Elbette polis görevini yapıyor, trafik güvenliği şakaya gelmez. Ama vatandaşın gözünde ortaya şöyle bir tablo çıkıyor:
“Devlet önce keseyi dolduruyor, sonra gönlü alıyor.”
Bir de kask takmayanların klasik savunması var:
“Abi ben zaten hep yavaş gidiyorum.”
E tabii, Alanya trafiğinde yavaş gitmek için özel bir çabaya gerek yok, zaten araçlar kendiliğinden yavaşlatıyor insanı. Ama kaza dediğin, hız beklemez; aniden olur, acıtması da hızla doğru orantılı değildir.
İşin doğrusu şu: Kuralı hatırlatmanın yolu sadece para cezası olmamalı. Eğitim olur, bilinçlendirme olur, seminer olur, okul önü etkinliği olur… Ama biz hâlâ “önce ceza, sonra bilgilendirme” çizgisinde ilerliyoruz.
Yine de dağıtılan kask ve eldivenleri görünce insanın içi ısınıyor.

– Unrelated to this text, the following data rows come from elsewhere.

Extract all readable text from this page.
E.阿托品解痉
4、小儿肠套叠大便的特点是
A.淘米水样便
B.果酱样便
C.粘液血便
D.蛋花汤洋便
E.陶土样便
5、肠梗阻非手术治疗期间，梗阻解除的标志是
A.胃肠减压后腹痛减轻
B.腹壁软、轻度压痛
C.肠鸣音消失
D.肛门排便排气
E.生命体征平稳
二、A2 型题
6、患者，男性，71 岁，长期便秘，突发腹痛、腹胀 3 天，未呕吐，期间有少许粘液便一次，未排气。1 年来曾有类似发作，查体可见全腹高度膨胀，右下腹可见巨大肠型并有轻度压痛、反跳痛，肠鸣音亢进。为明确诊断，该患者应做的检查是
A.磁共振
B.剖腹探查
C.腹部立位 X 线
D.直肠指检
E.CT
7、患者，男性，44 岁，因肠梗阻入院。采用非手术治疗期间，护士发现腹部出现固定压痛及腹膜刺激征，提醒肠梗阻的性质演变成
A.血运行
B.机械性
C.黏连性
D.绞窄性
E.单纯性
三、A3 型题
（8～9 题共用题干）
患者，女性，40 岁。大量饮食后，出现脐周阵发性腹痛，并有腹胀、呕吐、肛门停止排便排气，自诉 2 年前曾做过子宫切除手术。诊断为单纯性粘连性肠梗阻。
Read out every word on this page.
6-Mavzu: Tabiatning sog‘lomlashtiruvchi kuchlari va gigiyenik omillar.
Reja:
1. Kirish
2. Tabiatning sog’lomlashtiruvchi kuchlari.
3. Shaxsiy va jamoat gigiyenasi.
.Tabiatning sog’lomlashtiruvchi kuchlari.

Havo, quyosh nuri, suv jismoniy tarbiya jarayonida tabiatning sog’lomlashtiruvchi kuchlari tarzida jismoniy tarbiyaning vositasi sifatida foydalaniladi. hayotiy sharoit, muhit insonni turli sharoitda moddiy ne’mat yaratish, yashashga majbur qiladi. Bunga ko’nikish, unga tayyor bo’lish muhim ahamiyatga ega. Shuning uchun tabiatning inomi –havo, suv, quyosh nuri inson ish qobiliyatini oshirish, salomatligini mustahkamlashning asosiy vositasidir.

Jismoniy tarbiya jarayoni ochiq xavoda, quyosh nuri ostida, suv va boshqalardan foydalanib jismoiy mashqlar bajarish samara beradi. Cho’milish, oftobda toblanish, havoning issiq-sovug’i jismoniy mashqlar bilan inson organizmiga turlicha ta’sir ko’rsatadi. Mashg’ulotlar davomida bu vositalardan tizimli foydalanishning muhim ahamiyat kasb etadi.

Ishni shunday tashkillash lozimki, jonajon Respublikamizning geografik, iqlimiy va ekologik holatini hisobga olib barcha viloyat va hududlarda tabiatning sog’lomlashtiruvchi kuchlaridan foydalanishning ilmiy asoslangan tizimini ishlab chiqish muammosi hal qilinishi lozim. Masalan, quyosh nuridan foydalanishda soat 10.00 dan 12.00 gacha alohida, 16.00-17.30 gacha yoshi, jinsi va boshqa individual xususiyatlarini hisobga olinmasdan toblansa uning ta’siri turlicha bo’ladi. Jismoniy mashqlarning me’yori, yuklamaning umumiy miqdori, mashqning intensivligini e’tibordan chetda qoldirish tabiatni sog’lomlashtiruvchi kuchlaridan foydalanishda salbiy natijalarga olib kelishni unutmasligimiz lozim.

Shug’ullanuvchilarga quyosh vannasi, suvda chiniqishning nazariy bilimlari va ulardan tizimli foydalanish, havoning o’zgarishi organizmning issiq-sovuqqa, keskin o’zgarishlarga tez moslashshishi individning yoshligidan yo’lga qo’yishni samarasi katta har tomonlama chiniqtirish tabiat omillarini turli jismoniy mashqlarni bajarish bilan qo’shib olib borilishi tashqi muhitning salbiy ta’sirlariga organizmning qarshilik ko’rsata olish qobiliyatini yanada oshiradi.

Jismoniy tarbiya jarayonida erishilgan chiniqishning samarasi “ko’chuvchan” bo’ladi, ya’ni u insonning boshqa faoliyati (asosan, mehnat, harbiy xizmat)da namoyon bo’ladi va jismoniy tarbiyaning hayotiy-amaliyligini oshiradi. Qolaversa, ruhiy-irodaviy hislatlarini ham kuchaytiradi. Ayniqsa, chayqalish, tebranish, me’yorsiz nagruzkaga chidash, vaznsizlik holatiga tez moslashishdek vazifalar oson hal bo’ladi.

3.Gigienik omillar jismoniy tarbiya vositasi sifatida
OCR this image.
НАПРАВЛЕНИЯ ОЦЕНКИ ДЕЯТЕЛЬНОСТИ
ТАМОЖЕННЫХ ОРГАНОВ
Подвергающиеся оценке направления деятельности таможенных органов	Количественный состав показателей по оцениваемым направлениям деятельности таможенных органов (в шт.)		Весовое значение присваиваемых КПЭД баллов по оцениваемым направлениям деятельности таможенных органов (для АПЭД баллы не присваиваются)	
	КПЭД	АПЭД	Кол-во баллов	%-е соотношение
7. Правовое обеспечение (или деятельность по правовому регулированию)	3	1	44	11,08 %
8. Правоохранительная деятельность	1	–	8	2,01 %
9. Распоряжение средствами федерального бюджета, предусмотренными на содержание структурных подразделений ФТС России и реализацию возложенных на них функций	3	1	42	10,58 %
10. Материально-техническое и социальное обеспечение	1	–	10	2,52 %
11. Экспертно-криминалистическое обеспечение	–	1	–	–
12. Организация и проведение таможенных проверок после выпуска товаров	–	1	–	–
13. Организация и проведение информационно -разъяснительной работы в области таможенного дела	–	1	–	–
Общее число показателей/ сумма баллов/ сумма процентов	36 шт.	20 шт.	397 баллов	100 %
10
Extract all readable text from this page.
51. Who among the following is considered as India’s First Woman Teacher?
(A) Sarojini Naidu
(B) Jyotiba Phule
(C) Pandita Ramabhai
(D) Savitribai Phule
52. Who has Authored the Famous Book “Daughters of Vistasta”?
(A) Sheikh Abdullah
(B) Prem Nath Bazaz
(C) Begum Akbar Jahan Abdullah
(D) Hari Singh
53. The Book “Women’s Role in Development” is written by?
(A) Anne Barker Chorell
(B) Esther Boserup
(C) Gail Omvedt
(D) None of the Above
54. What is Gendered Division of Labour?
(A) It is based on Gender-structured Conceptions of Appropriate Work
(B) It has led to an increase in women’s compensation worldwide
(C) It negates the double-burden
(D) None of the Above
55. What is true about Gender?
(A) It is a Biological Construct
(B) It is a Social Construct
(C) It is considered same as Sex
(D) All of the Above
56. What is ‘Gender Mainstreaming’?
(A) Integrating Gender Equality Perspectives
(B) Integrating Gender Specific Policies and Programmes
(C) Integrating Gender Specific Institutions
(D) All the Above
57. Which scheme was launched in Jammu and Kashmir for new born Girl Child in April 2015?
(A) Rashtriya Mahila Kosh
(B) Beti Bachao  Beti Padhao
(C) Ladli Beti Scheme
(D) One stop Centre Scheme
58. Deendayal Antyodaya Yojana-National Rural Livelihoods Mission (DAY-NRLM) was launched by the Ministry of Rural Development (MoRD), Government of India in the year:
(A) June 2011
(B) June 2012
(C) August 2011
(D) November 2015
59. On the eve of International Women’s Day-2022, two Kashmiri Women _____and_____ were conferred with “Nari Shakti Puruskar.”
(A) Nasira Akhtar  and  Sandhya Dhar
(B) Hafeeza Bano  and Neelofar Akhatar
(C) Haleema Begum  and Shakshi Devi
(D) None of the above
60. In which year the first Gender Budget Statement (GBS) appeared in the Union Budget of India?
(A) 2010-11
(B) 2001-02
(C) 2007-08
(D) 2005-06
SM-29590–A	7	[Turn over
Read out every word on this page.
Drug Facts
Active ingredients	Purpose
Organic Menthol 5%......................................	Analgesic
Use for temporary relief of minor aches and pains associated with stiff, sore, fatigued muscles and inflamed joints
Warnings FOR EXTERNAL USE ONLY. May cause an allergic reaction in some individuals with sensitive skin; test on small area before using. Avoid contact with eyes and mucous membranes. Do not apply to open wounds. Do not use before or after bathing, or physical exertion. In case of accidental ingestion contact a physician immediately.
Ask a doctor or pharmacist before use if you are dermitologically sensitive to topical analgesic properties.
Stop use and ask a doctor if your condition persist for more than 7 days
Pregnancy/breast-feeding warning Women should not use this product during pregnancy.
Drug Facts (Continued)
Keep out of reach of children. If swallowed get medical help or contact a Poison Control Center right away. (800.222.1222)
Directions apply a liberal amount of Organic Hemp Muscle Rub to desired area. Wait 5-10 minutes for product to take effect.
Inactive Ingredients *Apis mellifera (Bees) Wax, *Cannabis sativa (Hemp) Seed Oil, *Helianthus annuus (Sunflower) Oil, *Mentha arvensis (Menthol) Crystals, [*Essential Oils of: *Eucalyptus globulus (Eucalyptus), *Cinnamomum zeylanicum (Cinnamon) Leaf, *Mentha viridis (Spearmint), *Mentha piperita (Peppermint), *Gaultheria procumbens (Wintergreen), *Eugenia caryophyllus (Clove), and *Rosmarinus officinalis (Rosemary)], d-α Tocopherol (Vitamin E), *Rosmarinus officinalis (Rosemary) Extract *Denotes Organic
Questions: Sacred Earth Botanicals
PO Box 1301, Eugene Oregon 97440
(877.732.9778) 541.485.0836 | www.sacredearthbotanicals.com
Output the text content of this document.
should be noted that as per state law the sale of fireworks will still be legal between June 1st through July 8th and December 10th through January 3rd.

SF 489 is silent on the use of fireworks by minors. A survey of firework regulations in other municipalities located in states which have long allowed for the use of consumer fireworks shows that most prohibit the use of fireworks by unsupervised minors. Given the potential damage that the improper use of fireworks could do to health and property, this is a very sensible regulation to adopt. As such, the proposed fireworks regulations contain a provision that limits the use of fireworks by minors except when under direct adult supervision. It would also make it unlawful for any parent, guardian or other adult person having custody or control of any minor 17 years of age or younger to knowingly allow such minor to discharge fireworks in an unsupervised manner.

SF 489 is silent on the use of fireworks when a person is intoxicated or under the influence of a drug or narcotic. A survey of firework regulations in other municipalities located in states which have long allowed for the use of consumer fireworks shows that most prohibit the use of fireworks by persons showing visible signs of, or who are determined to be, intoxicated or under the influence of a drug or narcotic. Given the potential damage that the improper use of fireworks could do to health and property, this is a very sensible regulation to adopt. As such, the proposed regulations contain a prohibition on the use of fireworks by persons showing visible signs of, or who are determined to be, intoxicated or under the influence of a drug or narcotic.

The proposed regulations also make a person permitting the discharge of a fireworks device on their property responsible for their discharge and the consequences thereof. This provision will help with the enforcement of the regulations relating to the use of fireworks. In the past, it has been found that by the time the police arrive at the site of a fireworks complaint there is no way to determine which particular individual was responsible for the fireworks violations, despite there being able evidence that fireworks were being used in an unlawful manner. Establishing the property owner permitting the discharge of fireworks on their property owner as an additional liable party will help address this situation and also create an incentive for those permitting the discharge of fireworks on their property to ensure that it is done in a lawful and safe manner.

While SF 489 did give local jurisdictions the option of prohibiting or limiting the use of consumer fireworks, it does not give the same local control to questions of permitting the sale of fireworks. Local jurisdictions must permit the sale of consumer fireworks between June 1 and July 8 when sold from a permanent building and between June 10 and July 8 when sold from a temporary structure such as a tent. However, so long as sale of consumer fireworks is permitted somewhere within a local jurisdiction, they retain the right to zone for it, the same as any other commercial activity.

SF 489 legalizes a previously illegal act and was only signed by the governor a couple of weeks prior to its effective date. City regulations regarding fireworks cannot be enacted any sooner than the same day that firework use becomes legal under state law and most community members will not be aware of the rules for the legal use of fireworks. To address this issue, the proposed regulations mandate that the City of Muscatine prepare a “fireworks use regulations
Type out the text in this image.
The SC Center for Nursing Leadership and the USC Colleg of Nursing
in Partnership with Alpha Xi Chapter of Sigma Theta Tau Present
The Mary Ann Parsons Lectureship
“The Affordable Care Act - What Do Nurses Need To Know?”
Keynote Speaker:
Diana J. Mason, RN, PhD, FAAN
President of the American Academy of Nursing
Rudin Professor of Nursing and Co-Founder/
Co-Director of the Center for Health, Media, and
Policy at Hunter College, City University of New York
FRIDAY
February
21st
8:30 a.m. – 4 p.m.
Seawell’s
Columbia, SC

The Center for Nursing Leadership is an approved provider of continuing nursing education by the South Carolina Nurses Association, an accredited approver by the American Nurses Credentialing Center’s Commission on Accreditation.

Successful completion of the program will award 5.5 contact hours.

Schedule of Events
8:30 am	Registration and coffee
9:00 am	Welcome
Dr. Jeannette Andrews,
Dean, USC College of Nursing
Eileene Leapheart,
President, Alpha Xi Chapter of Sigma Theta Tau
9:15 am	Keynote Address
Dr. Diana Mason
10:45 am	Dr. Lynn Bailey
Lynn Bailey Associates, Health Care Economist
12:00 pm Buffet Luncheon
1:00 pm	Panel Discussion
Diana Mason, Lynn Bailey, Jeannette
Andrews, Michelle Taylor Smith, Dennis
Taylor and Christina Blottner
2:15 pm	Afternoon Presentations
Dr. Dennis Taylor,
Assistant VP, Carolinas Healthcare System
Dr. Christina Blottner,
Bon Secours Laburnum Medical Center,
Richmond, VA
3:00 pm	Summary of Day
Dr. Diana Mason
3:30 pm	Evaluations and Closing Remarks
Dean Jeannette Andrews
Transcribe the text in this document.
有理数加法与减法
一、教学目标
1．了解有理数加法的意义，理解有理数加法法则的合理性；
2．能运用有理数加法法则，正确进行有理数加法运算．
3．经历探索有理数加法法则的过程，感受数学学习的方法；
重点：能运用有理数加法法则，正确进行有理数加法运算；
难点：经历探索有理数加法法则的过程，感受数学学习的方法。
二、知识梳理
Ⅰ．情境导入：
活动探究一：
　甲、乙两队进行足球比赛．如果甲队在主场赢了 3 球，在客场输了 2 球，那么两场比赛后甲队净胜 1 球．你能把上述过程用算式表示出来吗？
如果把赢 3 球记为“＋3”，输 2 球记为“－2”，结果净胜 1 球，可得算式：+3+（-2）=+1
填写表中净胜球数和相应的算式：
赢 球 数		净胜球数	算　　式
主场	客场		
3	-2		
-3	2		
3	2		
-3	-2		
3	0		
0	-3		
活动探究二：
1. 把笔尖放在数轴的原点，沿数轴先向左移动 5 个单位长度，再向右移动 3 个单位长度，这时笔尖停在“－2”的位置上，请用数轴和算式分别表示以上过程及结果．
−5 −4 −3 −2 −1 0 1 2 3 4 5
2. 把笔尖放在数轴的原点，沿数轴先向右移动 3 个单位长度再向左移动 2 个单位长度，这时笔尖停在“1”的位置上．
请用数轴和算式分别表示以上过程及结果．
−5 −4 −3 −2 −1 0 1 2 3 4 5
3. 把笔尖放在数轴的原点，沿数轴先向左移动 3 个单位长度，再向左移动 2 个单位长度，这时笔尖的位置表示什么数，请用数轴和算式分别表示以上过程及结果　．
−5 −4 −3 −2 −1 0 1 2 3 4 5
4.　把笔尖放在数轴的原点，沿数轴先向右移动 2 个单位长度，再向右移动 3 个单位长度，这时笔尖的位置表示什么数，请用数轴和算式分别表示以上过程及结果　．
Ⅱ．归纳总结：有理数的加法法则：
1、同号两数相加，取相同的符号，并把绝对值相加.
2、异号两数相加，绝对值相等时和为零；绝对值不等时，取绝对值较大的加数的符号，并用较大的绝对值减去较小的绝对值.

En azından ortada iyi niyet var. Yani bizim memlekette bazı işler ters başlasa da sonunda doğruya bağlanıyor.
Ama zihnimde hâlâ şu soru dönüp duruyor:
Acaba önce kasklar dağıtılsa, sonra takmayanlara mı ceza yazılsa?
Hani, insan bir şans verilmiş gibi hisseder… Bir ihtimal daha varmış gibi.
Neyse… En azından sürücüler artık daha korunaklı. Umarım bu uygulama, ceza makbuzundan çok kask tokası sesini arttırır. Kalın sağlıcakla.